Отель стоит на горе, и путь от пляжа до основного ресторана неблизок. По этому пути курсируют гостиничные маршрутки – но мы с сыном их частенько игнорируем. Можно брести по кружной тропке, срывать с низких пальм почти зрелые папайи, разбивать плоды о камни и есть. Антисанитарно, конечно – но не более, утешаю себя я, чем наличие безнадзорных зверей в ресторане.


В начале тропы нам встречается котёнок, внешне дитя главаря и хозяина. Индифферентному поведению папаши дитя, однако, ещё не научилось: оно тонко мяучит и унизительно, вприпрыжку, бежит за нами.


– Далеко, – говорю я котёнку, – но если дойдёшь, получишь пайку.


– Он не понимает! – возмущается сын. – И он устал! Давай его в сумку посадим!


– Обязательно, – отвечаю я. – В ресторане я открою баульчик и, как фокусник, вытащу из него сначала котёнка, а потом парочку его блох. И парочку его лишаёв. Чем ещё бродячие животные болеют, не напомнишь?


– Он маленький, мама! – восклицает сын. – И он не может ничем таким болеть!


– Может, – говорю я. – И по кошачьим меркам он примерно твой ровесник. Ему лет десять-одиннадцать. Почти подросток. Не малыш. Пускай сам топает.


Но котёнок, похоже, действительно утомился. Он замедляет ход у ближайшего бассейна и принимается жадно лакать хлорированную воду.


Я останавливаюсь, жду. Но котёнок, наглотавшись хлорки и потеряв веру в человечество, разворачивается и трусит в обратную сторону. Я пожимаю плечами.


Вечером в богатом холле отеля весьма мило. Официанты носят бокалы. Пианист умело эксплуатирует роскошный рояль. Взрослые пьют, посмеиваются, сражаются в нарды. Дети, не занятые гаджетами, изображают то ли прятки, то ли жмурки, то ли зомби. Практически идиллия.

И вдруг нежную звуковую какафонию вспарывают два жутких вопля: людской и звериный. Звериный быстро затихает. Людской длится пугающе долго. Орёт девочка. Она только что увидела, как крутящейся отельной дверью перебило шею котёнку. Почти отрезало его крохотную, но авантюрную голову.
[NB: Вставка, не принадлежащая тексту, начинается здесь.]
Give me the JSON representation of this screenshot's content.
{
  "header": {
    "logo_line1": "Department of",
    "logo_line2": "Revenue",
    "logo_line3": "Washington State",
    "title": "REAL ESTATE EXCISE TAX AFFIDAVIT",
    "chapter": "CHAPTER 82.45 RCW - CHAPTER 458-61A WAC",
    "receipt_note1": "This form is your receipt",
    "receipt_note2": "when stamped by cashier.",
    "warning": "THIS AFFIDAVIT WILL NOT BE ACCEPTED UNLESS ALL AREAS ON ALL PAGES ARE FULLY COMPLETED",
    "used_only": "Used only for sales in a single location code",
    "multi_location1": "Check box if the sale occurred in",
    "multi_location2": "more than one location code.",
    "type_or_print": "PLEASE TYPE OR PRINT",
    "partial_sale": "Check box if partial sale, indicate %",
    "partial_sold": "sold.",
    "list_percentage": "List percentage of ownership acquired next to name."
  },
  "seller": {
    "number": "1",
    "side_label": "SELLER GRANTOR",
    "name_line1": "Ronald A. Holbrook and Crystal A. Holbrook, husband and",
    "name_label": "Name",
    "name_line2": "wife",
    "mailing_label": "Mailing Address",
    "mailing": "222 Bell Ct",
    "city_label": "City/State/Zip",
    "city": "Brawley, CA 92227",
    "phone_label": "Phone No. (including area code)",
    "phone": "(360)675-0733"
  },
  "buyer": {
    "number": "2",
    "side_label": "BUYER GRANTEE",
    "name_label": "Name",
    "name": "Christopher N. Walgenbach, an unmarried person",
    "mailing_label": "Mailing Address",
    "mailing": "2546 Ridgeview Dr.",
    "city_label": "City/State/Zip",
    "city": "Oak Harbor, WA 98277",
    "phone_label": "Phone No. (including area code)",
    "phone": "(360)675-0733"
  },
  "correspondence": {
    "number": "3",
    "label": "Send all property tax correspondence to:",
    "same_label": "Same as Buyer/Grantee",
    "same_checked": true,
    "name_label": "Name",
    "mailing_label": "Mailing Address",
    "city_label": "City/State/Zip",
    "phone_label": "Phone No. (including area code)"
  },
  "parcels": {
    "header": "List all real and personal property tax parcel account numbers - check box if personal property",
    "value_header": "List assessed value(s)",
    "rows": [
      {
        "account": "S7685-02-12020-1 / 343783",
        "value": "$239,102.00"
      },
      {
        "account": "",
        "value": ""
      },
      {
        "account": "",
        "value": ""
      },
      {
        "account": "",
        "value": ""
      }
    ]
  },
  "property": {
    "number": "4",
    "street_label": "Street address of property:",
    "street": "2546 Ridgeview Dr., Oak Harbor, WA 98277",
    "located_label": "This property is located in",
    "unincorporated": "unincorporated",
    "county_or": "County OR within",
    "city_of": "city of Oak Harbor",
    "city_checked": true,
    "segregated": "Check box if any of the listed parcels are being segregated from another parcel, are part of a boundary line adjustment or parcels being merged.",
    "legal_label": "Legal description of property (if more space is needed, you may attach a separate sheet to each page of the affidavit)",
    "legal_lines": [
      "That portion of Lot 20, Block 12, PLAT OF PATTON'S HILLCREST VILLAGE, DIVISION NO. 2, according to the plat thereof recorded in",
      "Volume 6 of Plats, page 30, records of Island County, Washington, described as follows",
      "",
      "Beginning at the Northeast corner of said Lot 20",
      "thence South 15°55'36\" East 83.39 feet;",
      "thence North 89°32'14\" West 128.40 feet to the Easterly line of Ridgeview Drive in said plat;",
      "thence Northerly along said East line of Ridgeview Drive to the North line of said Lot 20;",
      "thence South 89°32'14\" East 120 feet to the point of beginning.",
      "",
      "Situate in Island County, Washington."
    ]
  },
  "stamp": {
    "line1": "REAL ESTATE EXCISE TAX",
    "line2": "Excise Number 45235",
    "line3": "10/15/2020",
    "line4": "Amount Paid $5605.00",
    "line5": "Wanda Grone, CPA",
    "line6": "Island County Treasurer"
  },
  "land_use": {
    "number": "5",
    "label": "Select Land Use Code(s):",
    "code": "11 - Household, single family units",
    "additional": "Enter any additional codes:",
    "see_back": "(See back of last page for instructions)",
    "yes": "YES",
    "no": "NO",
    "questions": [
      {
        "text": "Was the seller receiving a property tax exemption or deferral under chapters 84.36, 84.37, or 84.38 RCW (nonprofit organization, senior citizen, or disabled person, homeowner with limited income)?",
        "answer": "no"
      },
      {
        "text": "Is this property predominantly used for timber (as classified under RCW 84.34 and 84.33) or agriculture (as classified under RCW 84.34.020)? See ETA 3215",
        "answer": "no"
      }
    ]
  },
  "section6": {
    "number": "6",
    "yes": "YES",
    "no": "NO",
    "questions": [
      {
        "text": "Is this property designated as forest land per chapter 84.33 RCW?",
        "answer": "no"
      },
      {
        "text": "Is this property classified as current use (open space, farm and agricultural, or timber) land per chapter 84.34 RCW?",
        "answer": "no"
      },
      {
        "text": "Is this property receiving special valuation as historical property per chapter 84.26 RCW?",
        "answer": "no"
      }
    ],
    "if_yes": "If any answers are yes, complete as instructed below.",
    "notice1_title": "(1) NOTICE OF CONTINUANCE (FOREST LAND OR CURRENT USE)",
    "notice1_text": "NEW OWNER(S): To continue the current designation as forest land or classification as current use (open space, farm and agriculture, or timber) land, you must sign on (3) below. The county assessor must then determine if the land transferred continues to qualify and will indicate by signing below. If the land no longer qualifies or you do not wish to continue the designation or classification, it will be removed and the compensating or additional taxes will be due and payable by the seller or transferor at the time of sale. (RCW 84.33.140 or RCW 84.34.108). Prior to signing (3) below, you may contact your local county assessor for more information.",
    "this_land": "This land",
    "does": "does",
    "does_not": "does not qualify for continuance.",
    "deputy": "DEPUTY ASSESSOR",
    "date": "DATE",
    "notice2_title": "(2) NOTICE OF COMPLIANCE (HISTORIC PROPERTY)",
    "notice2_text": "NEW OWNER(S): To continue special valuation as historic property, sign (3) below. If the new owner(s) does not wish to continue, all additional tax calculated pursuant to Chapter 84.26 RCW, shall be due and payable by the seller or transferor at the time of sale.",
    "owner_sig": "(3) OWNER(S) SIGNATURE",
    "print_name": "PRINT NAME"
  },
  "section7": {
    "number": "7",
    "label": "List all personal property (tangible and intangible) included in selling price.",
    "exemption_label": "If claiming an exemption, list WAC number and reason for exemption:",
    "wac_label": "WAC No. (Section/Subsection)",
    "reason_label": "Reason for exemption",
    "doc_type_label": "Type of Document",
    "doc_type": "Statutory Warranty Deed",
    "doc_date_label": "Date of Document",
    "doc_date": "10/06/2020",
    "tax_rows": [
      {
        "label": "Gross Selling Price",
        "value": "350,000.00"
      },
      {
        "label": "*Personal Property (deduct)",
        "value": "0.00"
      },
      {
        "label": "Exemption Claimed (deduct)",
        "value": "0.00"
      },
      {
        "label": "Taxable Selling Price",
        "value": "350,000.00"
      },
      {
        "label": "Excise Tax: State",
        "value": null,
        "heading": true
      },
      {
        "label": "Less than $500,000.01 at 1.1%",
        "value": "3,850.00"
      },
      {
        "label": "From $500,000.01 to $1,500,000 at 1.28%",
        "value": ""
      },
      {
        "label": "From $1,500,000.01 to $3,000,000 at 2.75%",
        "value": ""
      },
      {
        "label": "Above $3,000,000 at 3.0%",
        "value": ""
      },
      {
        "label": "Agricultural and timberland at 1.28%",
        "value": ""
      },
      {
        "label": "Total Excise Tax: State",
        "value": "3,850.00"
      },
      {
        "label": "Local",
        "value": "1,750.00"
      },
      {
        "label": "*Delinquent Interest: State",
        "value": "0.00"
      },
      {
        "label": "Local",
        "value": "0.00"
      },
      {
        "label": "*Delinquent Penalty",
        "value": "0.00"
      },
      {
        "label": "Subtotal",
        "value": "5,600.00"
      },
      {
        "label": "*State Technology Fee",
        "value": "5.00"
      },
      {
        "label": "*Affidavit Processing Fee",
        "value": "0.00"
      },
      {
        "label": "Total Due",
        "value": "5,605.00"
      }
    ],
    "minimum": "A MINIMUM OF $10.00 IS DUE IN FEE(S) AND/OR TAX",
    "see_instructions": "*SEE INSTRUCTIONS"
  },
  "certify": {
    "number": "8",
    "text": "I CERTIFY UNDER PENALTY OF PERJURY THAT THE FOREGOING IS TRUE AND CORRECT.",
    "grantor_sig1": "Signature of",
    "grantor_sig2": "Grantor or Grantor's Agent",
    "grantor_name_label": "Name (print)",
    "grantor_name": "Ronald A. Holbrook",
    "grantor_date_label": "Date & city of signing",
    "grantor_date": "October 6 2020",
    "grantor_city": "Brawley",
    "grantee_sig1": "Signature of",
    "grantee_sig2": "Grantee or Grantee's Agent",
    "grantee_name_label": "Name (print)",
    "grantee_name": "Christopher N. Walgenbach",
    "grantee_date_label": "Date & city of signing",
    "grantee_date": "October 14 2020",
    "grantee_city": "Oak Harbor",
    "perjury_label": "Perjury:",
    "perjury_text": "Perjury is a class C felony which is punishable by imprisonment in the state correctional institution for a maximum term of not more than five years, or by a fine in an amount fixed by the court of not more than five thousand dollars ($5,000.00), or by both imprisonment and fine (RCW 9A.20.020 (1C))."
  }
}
В холле начинаются беспорядки. Пианист сворачивает импровизации. Отдыхающие спешат к дверям. Кто-то вытирает слёзы девочке, кто-то пытается помочь зверьку. Констатируют его смерть. Возникает турок в алой униформе, тараторит в рацию – прибегает турок в белой униформе. С совком и метёлкой. Я успеваю взглянуть на маленький трупик.

Вижу в толпе сына. Его трясёт. Он с ненавистью смотрит на меня. Он вопит: "Тот самый! А ты могла посадить его в сумку! И ничего бы не случилось! Ничего! Ничего!!! Зачем они вызвали уборщика?! Надо было врача! Ветеринара!!! У него шевелились лапы!!! Несколько секунд!!! Мама, всё из-за тебя!!!"


Я накидываю на сына ветровку, тащу его на улицу. Заказываю у пул-бармена фирменный коктейль: два вида сока, швепс, сироп, вишня. Сын долго ловит губами коктейльную трубочку. Он знает, что он почти подросток. Как котёнок, в раскалённый полдень пивший воду из бассейна. Значит, плакать нельзя. Сын смаргивает слёзы. Пьёт.


– Хочешь сыграть в бильярд? – глупо спрашиваю я.


– С тобой? Ты не умеешь.


– Немного умею. Это был не тот котёнок, понимаешь? Абсолютно другие пятна. Абсолютно.


– Ты врёшь.


– Нет.


Я вру, конечно.


– Ему не было больно. Он не мучился. Всё произошло быстро. Он сейчас на радуге. Когда зверь умирает, он попадает на радугу.


– Что он там делает? Ему там интересно?


– Да. Он пьёт радужные коктейли. Он пробует различать цвета. Потом учит их названия. При жизни ему это не было нужно. Потом он гуляет по каждой из семи дорожек. По фиолетовой можно дойти до луны.


Сын задирает голову. Турецкая луна жирная и лоснящаяся. Как морда лукавой кошки-попрошайки.